Rithy Panh fled his native Cambodia for Thailand in 1979, and soon after his family died in a refugee camp. Panh ended up in Paris and became interested in film. Life under the Khmer Rouge and its legacy became the subject matter of his new life as a film director in France. His latest documentary "The Missing Picture" deals with those who were children from 1975 to 1979 when the communist movement seized the Cambodian capital and introduced a system of death resulting in a society so impoverished that private property was reduced to slogans or empty promises. In one of the film’s most chilling mise-en-scènes, bank notes fall from the sky in Phnom Penh.

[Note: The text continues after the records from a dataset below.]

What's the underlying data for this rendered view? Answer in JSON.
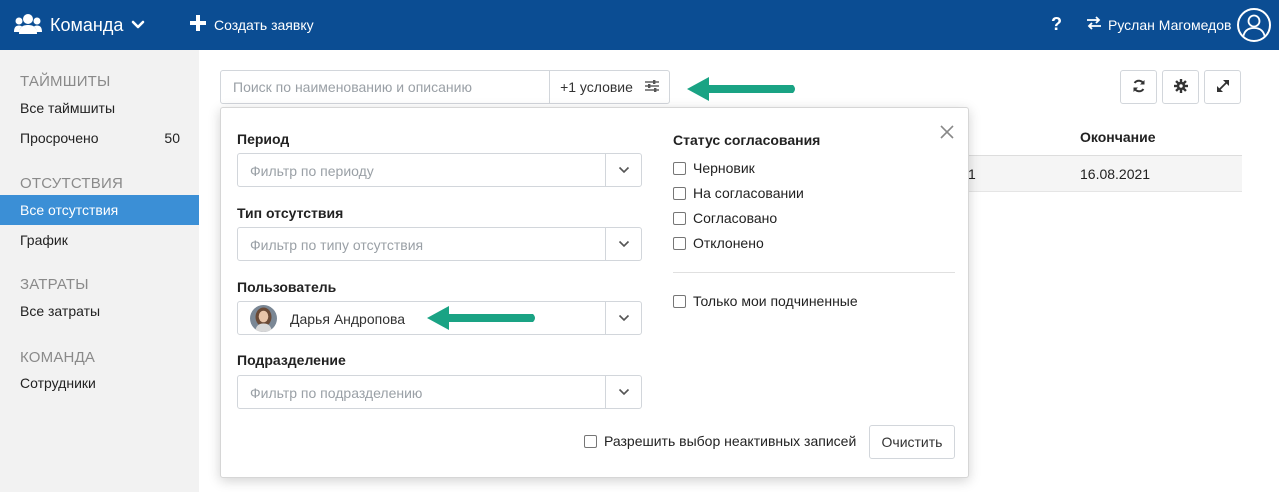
{
  "header": {
    "team_label": "Команда",
    "create_label": "Создать заявку",
    "help_label": "?",
    "user_name": "Руслан Магомедов"
  },
  "sidebar": {
    "sections": [
      {
        "title": "ТАЙМШИТЫ",
        "items": [
          {
            "label": "Все таймшиты"
          },
          {
            "label": "Просрочено",
            "count": "50"
          }
        ]
      },
      {
        "title": "ОТСУТСТВИЯ",
        "items": [
          {
            "label": "Все отсутствия",
            "active": true
          },
          {
            "label": "График"
          }
        ]
      },
      {
        "title": "ЗАТРАТЫ",
        "items": [
          {
            "label": "Все затраты"
          }
        ]
      },
      {
        "title": "КОМАНДА",
        "items": [
          {
            "label": "Сотрудники"
          }
        ]
      }
    ]
  },
  "search": {
    "placeholder": "Поиск по наименованию и описанию",
    "condition_label": "+1 условие"
  },
  "table": {
    "headers": {
      "end": "Окончание"
    },
    "row": {
      "cut_text": "1",
      "end": "16.08.2021"
    }
  },
  "filter_panel": {
    "period": {
      "label": "Период",
      "placeholder": "Фильтр по периоду"
    },
    "absence_type": {
      "label": "Тип отсутствия",
      "placeholder": "Фильтр по типу отсутствия"
    },
    "user": {
      "label": "Пользователь",
      "value": "Дарья Андропова"
    },
    "department": {
      "label": "Подразделение",
      "placeholder": "Фильтр по подразделению"
    },
    "status": {
      "title": "Статус согласования",
      "options": [
        "Черновик",
        "На согласовании",
        "Согласовано",
        "Отклонено"
      ]
    },
    "only_subordinates_label": "Только мои подчиненные",
    "allow_inactive_label": "Разрешить выбор неактивных записей",
    "clear_label": "Очистить"
  },
  "colors": {
    "header_bg": "#0b4d93",
    "active_item_bg": "#3b8fd6",
    "arrow_color": "#1aa384"
  }
}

“The Missing Picture" invites us to a faraway country of nostalgia, where clay figurines represent, in many cases, the dead. The figurines find their place in the imagination somewhere between painting and animation; it’s stop motion without motion, but by holding the figurines still, it is the heart that moves, or at least that’s the idea. This is a difficult film to watch. Part of what you make of a film is what you bring to it, contrary to the belief that all films screen in the mind on a tabula rasa. “The Missing Picture” requires patience, imagination and a considerable amount of effort toward empathy because it’s nearly impossible to identify with extreme suffering from genocide. You have to wonder if it’s not the job of the director to make this easier? Does Panh overindulge in telling a story? But more importantly, is this a story that can be told? Panh has very few pictures from the genocide; he uses a French, first-person narrative; and there are no witnesses from his family that can testify of his highly personal memoir. Why should we believe him? After all the narrator, Randal Douc says, “there is no truth, there is only cinema”. Only by using this radical lens to look at Panh’s work can we gauge the level of loneliness in Panh. In a way it is madness, a vision of purity alien to the world, and Panh has nothing to show for it, hence, the title “The Missing Picture”.

From passages of this film you realize that it takes little to satisfy man: work and food. And it is only in man’s dreams that complexity arises. "It starts with purity, and ends with hate," says the narrator. Aren’t the two, hate and purity, just different sides of the same coin? Many atrocities have been carried out in the name of purity. At intervals, throughout the film, waves wash over the screen as a symbol of purity. The freedom that Panh’s father died for, is tragically a pretense of purity. When the families share their food, there is more hunger than food so they mostly share their hunger, and hunger is a pretense of purity. Reeducating people in the rice fields--after being forced out of their homes and into the countryside--is a pretense of purity. “Childhood is a constant refrain” says the narrator, but childhood is also a pretense of purity. There is something missing in all this, purity. And tragically all there is to show is hate.